Unfortunately I get stuck on step 4. Whatever I’ve tried I can’t connect to the pico. If I put it in boot loader mode then copy the UF2 file, but I can’t connect with thonny.

Is there a thonny alternative, or something chromeOS native? Or an android app?

Another alternative might be plugging it into a spare Raspberry Pi zero 2W I have, then have the pico plugged into that. Is there a command line/console equivalent to thonny? Not as plug and play as I’d like, but potentially doable.

3 Likes

Hi Doug,

I stumbled across this forum topic where some other Makers had success: https://forums.raspberrypi.com/viewtopic.php?t=301252
Extrapolating a bit I think the key points are that Chrome OS is updated to the latest version and so is Thonny - from there open terminal and verify that the Pico is being detected by using the lsusb command.
(also making sure to select the correct Port in the ‘Run’ Menu)

Liam

3 Likes

Hi Liam,

I’ve just realised a potentailly workable alternative: Circuit Python

Looking at GitHub - adafruit/circuitpython: CircuitPython - a Python implementation for teaching coding with microcontrollers I can see it might be possible.

Would the PiicoDev libraries work with Circuit Python? With some modification? Or would this fork be too hard? I’ve got 30+ years as a software developer, though it’s mostly dotnet, I only dabble in python

Looking at the CE-PiicoDev-UNified repo, I think I’d have to add a, I2CCircuitPython class as a starting point, but after that it’d be board by board

3 Likes

Hi Doug,

I’ve only dabbled in the smallest amount of Circuitpython, they’re both Pythonic languages so I’d be surprised if there is much friction between them.
The path of least resistance might be to use VNC on the Zero 2 W and program that way.

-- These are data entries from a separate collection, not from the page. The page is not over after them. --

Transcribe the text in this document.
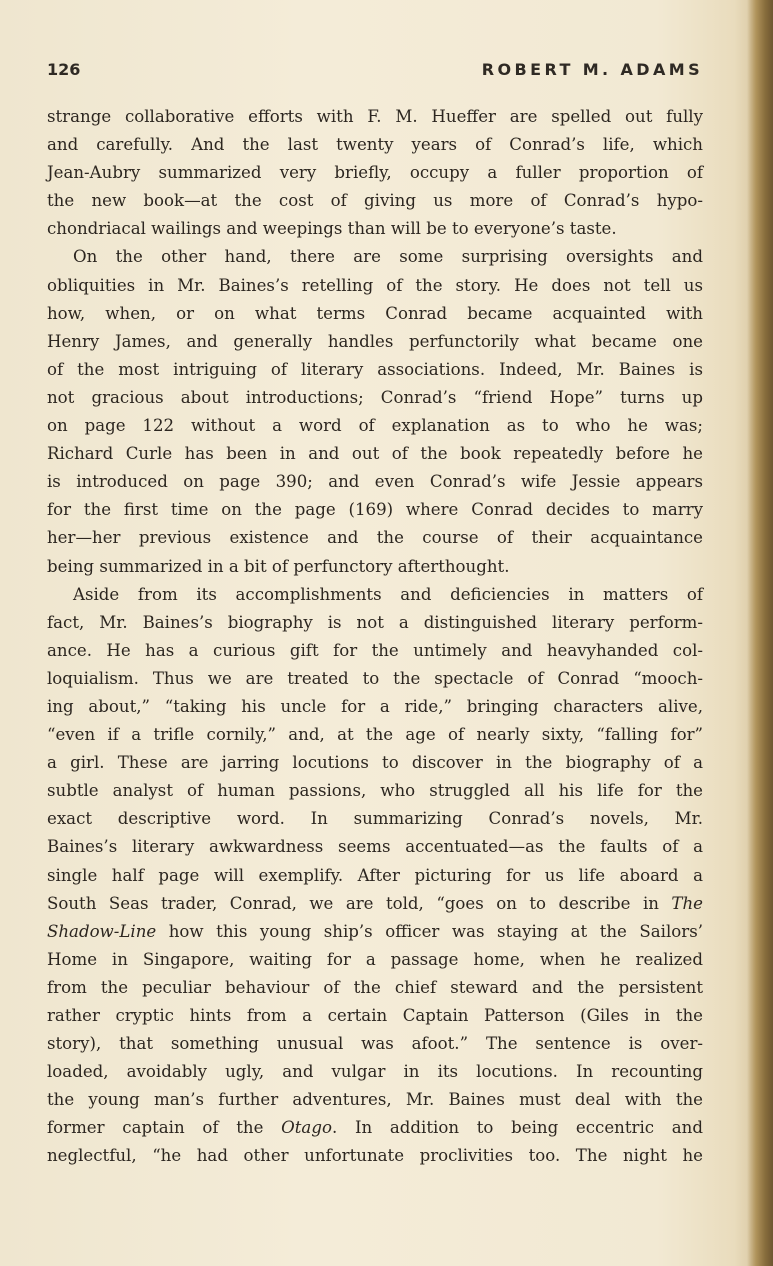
126	ROBERT M. ADAMS

strange collaborative efforts with F. M. Hueffer are spelled out fully
and carefully. And the last twenty years of Conrad’s life, which
Jean-Aubry summarized very briefly, occupy a fuller proportion of
the new book—at the cost of giving us more of Conrad’s hypo-
chondriacal wailings and weepings than will be to everyone’s taste.

On the other hand, there are some surprising oversights and
obliquities in Mr. Baines’s retelling of the story. He does not tell us
how, when, or on what terms Conrad became acquainted with
Henry James, and generally handles perfunctorily what became one
of the most intriguing of literary associations. Indeed, Mr. Baines is
not gracious about introductions; Conrad’s “friend Hope” turns up
on page 122 without a word of explanation as to who he was;
Richard Curle has been in and out of the book repeatedly before he
is introduced on page 390; and even Conrad’s wife Jessie appears
for the first time on the page (169) where Conrad decides to marry
her—her previous existence and the course of their acquaintance
being summarized in a bit of perfunctory afterthought.

Aside from its accomplishments and deficiencies in matters of
fact, Mr. Baines’s biography is not a distinguished literary perform-
ance. He has a curious gift for the untimely and heavyhanded col-
loquialism. Thus we are treated to the spectacle of Conrad “mooch-
ing about,” “taking his uncle for a ride,” bringing characters alive,
“even if a trifle cornily,” and, at the age of nearly sixty, “falling for”
a girl. These are jarring locutions to discover in the biography of a
subtle analyst of human passions, who struggled all his life for the
exact descriptive word. In summarizing Conrad’s novels, Mr.
Baines’s literary awkwardness seems accentuated—as the faults of a
single half page will exemplify. After picturing for us life aboard a
South Seas trader, Conrad, we are told, “goes on to describe in The
Shadow-Line how this young ship’s officer was staying at the Sailors’
Home in Singapore, waiting for a passage home, when he realized
from the peculiar behaviour of the chief steward and the persistent
rather cryptic hints from a certain Captain Patterson (Giles in the
story), that something unusual was afoot.” The sentence is over-
loaded, avoidably ugly, and vulgar in its locutions. In recounting
the young man’s further adventures, Mr. Baines must deal with the
former captain of the Otago. In addition to being eccentric and
neglectful, “he had other unfortunate proclivities too. The night he
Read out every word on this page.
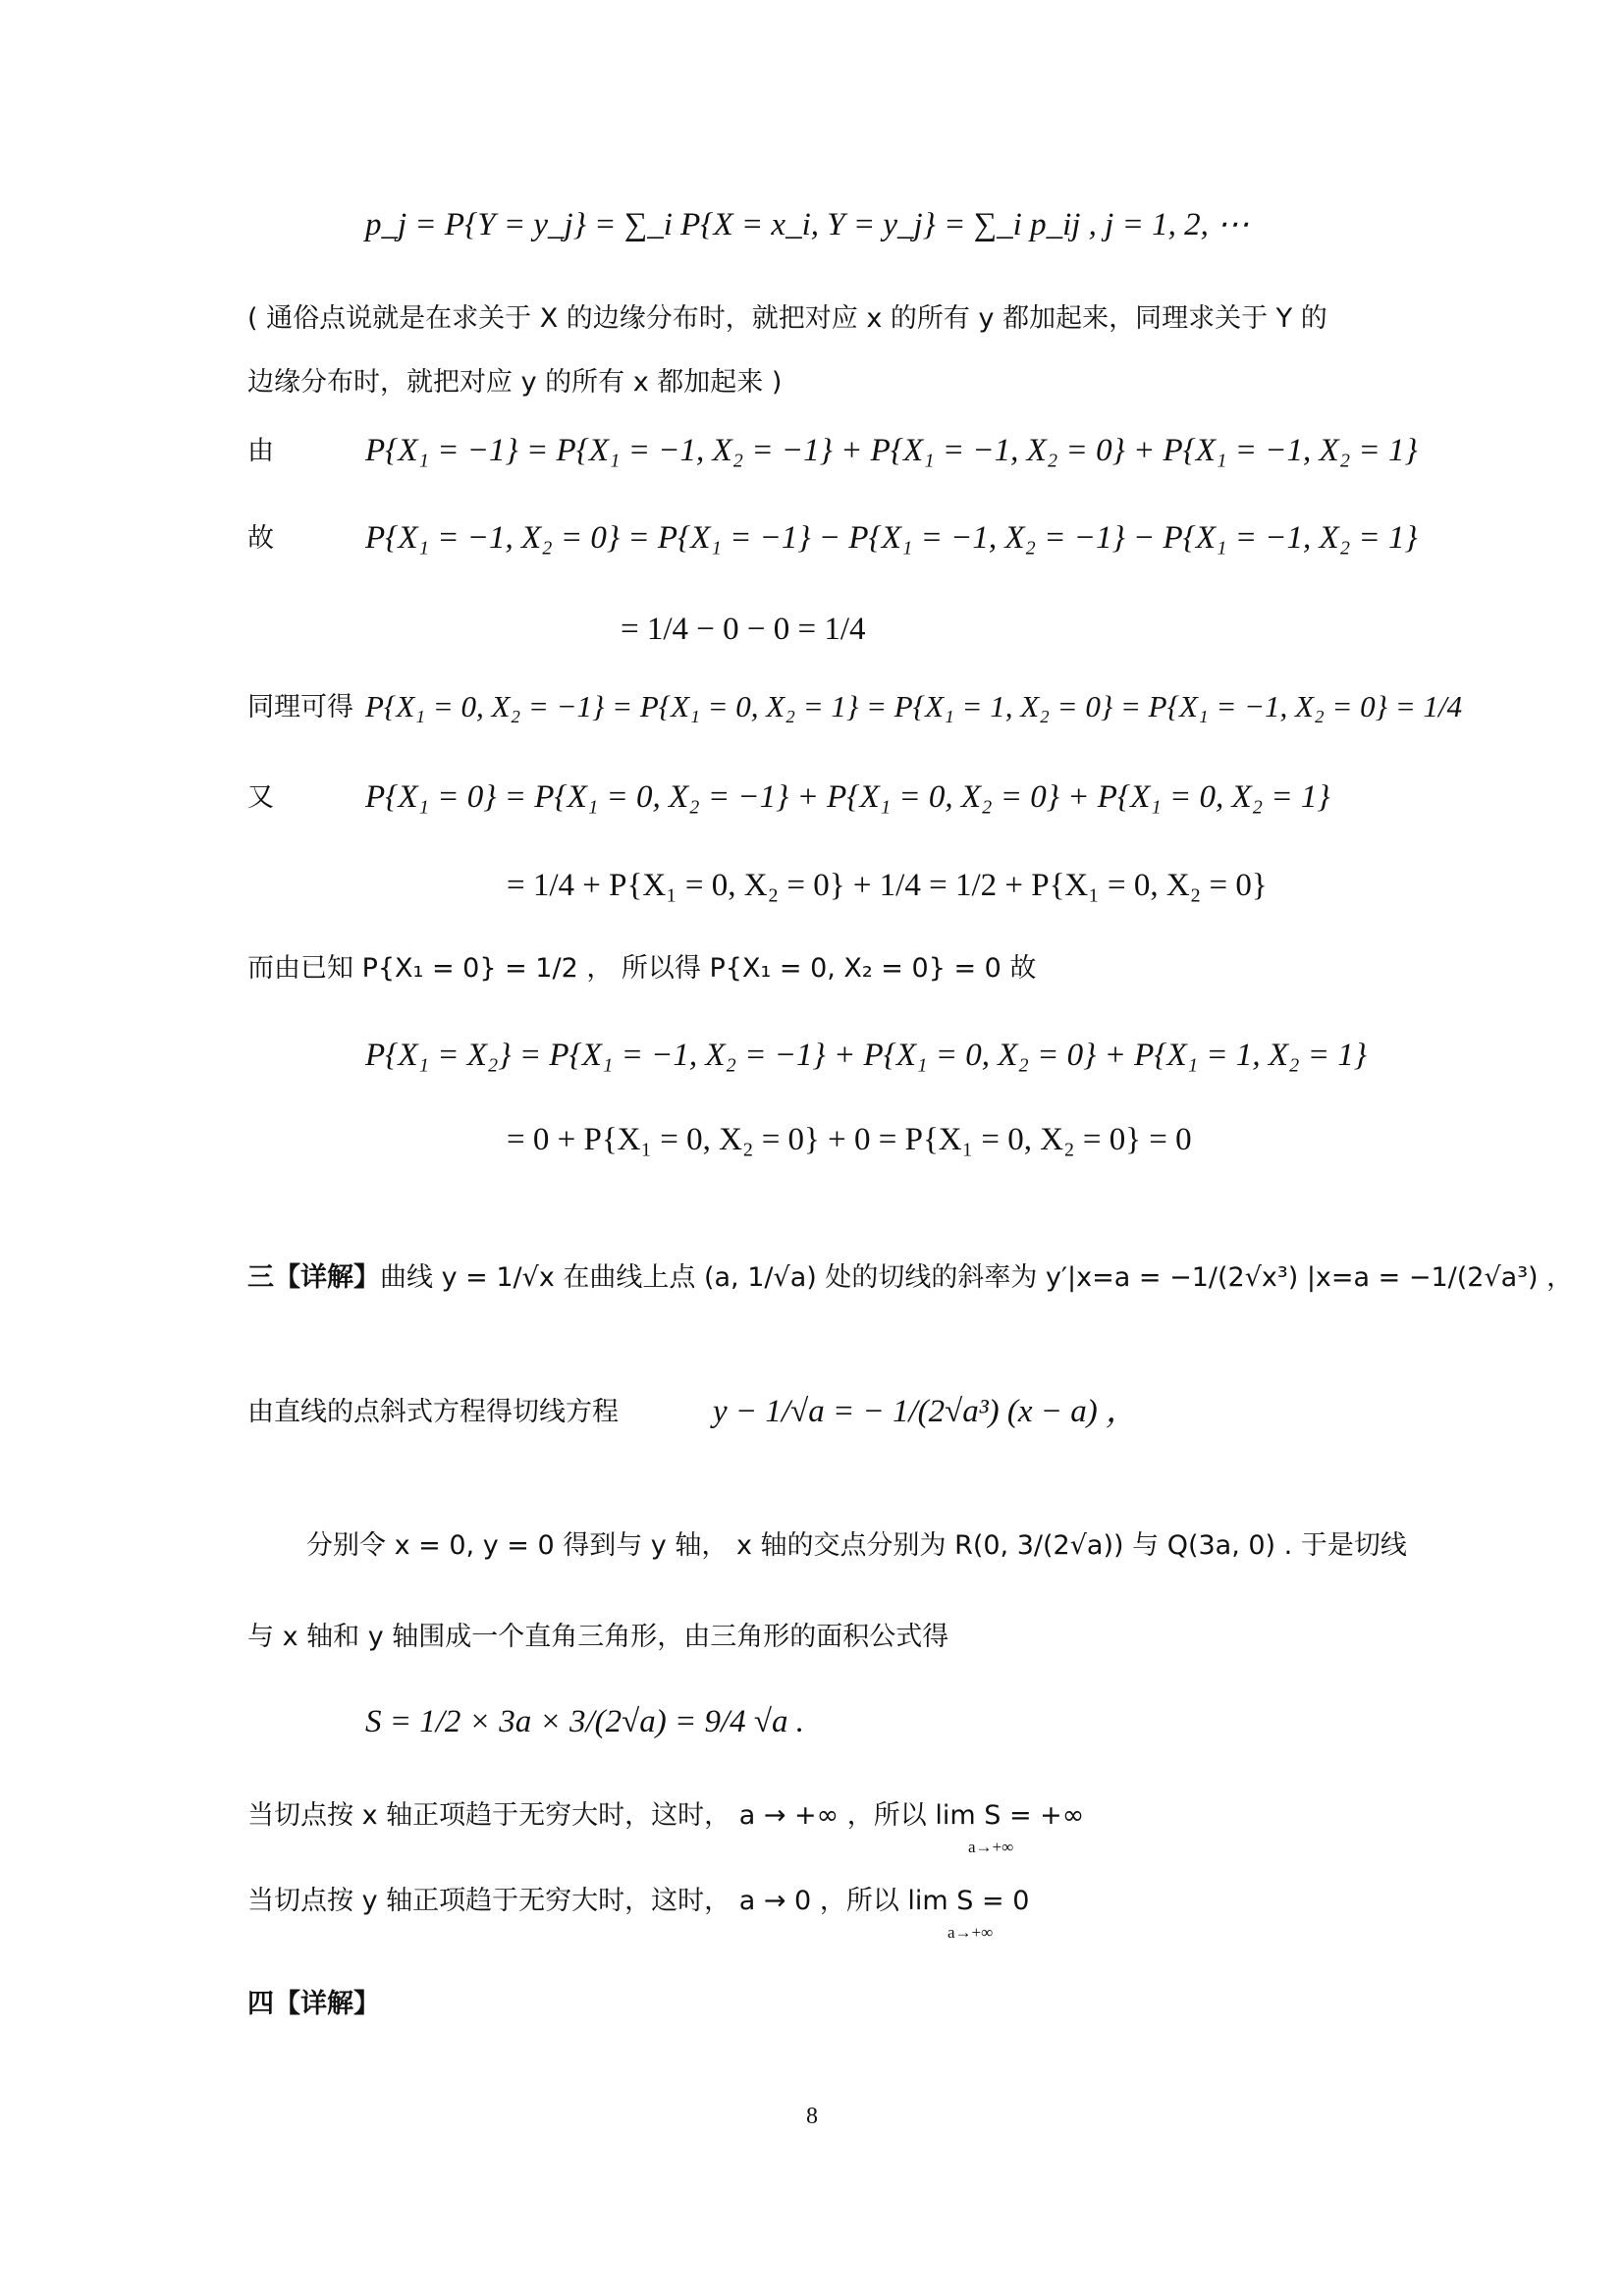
p_j = P{Y = y_j} = ∑_i P{X = x_i, Y = y_j} = ∑_i p_ij , j = 1, 2, ⋯
( 通俗点说就是在求关于 X 的边缘分布时，就把对应 x 的所有 y 都加起来，同理求关于 Y 的
边缘分布时，就把对应 y 的所有 x 都加起来 )
由	P{X₁ = −1} = P{X₁ = −1, X₂ = −1} + P{X₁ = −1, X₂ = 0} + P{X₁ = −1, X₂ = 1}
故	P{X₁ = −1, X₂ = 0} = P{X₁ = −1} − P{X₁ = −1, X₂ = −1} − P{X₁ = −1, X₂ = 1}
= 1/4 − 0 − 0 = 1/4
同理可得 P{X₁ = 0, X₂ = −1} = P{X₁ = 0, X₂ = 1} = P{X₁ = 1, X₂ = 0} = P{X₁ = −1, X₂ = 0} = 1/4
又	P{X₁ = 0} = P{X₁ = 0, X₂ = −1} + P{X₁ = 0, X₂ = 0} + P{X₁ = 0, X₂ = 1}
= 1/4 + P{X₁ = 0, X₂ = 0} + 1/4 = 1/2 + P{X₁ = 0, X₂ = 0}
而由已知 P{X₁ = 0} = 1/2 ， 所以得 P{X₁ = 0, X₂ = 0} = 0 故
P{X₁ = X₂} = P{X₁ = −1, X₂ = −1} + P{X₁ = 0, X₂ = 0} + P{X₁ = 1, X₂ = 1}
= 0 + P{X₁ = 0, X₂ = 0} + 0 = P{X₁ = 0, X₂ = 0} = 0
三【详解】曲线 y = 1/√x 在曲线上点 (a, 1/√a) 处的切线的斜率为 y′|x=a = −1/(2√x³) |x=a = −1/(2√a³) ，
由直线的点斜式方程得切线方程	y − 1/√a = − 1/(2√a³) (x − a) ，
分别令 x = 0, y = 0 得到与 y 轴， x 轴的交点分别为 R(0, 3/(2√a)) 与 Q(3a, 0) . 于是切线
与 x 轴和 y 轴围成一个直角三角形，由三角形的面积公式得
S = 1/2 × 3a × 3/(2√a) = 9/4 √a .
当切点按 x 轴正项趋于无穷大时，这时， a → +∞ ，所以 lim S = +∞
a→+∞
当切点按 y 轴正项趋于无穷大时，这时， a → 0 ，所以 lim S = 0
a→+∞
四【详解】
8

PiicoDev is also built for the Pi so you might be able to experiment on the Pi then copy over the code to the Pico once complete - assuming you don’t use any Python only libraries!

3 Likes

Hi Doug,

I actually use PyCharm as my MicroPython IDE, it’s more work than Thonny but can autocomplete and a few more features. The only reason I mentioned it is I had to do a few extra steps:

  • Make sure I was part of the “dialout” user group in linux (this makes sure your non-root user (the one that runs GUI applications) can use serial ports
  • Go find which serial port the Pico is using (or whether it pops up at all): Run ls /dev/tty* (lists all terminal/serial devices), and see if anything new pops up when you plug in the Pico and re-run the command. My Pico pops up as ttyACMx where x is usually 0, 1, or 2, but this varies from system to system so yours might be different

If it is showing up as a serial device, and you’re part of the dialout group, and Thonny still can’t see it, you could potentially give PyCharm Community Edition a go, but I wouldn’t recommend it, it isn’t as intuitive as Thonny

-James

3 Likes

Thanks, I’ve checked the dialout group, but I’ll also check the /dev/tty* and see how I go, though I think I’ve tried that and only got /dev/tty but nothing on the end just the bare tty. Anyway I’ll give it another try tonight.

Thanks again :slightly_smiling_face:
Doug

3 Likes

Just checking… you are not trying to connect from Thonny while in boot loader mode, right?!?

No, I am trying to find a Thonny pico micropython only driver for the HM01B0 camera.